Inaya lamely added, 'But, I have never known how to hush myself due to surroundings. I have always voiced my feelings openly oblivious to what people think.' 

However, Inaya was stunned. She figured out that the 'music' Miss Savitri heard everyday in the initial days had a purpose. These days, Miss Savitri had not been so particular about 'setting the mood for the day'. Her earphone was now an abandoned asset.

Inaya realised what had vexed Miss Savitri. She could give several excuses to justify herself. But, the truth remained unchanged. She had to admit it to herself that when it came to social behaviour, she was sometimes gauche.

Miss Savitri and Inaya now had become thick friends. They looked forward to meeting each other everyday. They discussed almost everything on earth.

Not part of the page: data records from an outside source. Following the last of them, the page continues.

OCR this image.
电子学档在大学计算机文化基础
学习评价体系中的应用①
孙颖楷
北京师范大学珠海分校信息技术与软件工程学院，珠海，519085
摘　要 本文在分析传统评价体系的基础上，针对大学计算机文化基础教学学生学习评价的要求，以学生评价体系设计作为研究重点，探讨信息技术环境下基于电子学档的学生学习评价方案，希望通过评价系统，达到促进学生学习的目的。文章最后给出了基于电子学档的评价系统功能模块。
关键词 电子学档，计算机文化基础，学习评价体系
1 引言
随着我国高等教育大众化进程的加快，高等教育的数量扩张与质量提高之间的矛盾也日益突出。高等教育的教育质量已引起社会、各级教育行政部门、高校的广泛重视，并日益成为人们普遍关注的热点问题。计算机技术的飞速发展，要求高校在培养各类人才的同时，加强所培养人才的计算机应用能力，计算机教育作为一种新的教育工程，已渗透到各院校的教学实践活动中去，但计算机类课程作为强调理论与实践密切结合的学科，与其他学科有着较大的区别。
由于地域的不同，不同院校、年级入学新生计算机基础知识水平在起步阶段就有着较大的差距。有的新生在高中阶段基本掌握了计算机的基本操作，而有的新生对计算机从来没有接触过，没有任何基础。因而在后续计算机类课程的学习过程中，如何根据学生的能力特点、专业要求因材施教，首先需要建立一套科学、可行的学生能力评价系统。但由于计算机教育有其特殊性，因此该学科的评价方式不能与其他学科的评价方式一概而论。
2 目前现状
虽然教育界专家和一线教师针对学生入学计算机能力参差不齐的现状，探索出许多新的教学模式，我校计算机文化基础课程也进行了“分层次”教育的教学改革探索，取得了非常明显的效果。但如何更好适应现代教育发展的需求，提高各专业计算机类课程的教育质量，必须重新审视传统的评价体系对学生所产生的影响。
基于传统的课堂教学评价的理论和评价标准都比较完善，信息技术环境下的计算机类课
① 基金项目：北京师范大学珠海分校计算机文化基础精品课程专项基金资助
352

Miss Savitri was inspired by Inaya's vocabulary and Inaya found Miss Savitri as her panacea. Miss Savitri had answers to all of Inaya's nagging and persistent questions about life and its overwhelming challenges. 

Now anytime if Inaya was late, Miss Savitri would always find out about her whereabouts. There wasn't the remotest possibility anymore that Inaya would miss her bus on any day. They sometimes even met after school hours to have street food or milkshakes. In Miss Savitri, Inaya had found a great mate. Miss Savitri brightened up Inaya's life with her humour and warmth. Her wise advices made her Inaya's confidant. 

At its facade, Inaya would have never imagined the headstrong Miss Savitri to be such a warm being. And in no wildest dream, she could have hoped this relationship to bear such sweet fruits.

After all, it was language which gifted Inaya a dear friend; the same language which had fetched her many envious critics and haters.

There were conspicuous consequences of their unique camaraderie.

Miss Savitri often referred to some Tamil saying, which meant, 'When we use a thread to weave jasmine flowers into a garland, the thread also gathers the sweet fragrance of the flowers.'

Drawing an analogy of the threaded jasmine garland with the association of these two unique, yet disparate women, it could quite be a riddle to evaluate who is the jasmine and who, the thread.

It matters the least when the union is so spontaneous, sweet and subtle. The garland is indeed so beautiful!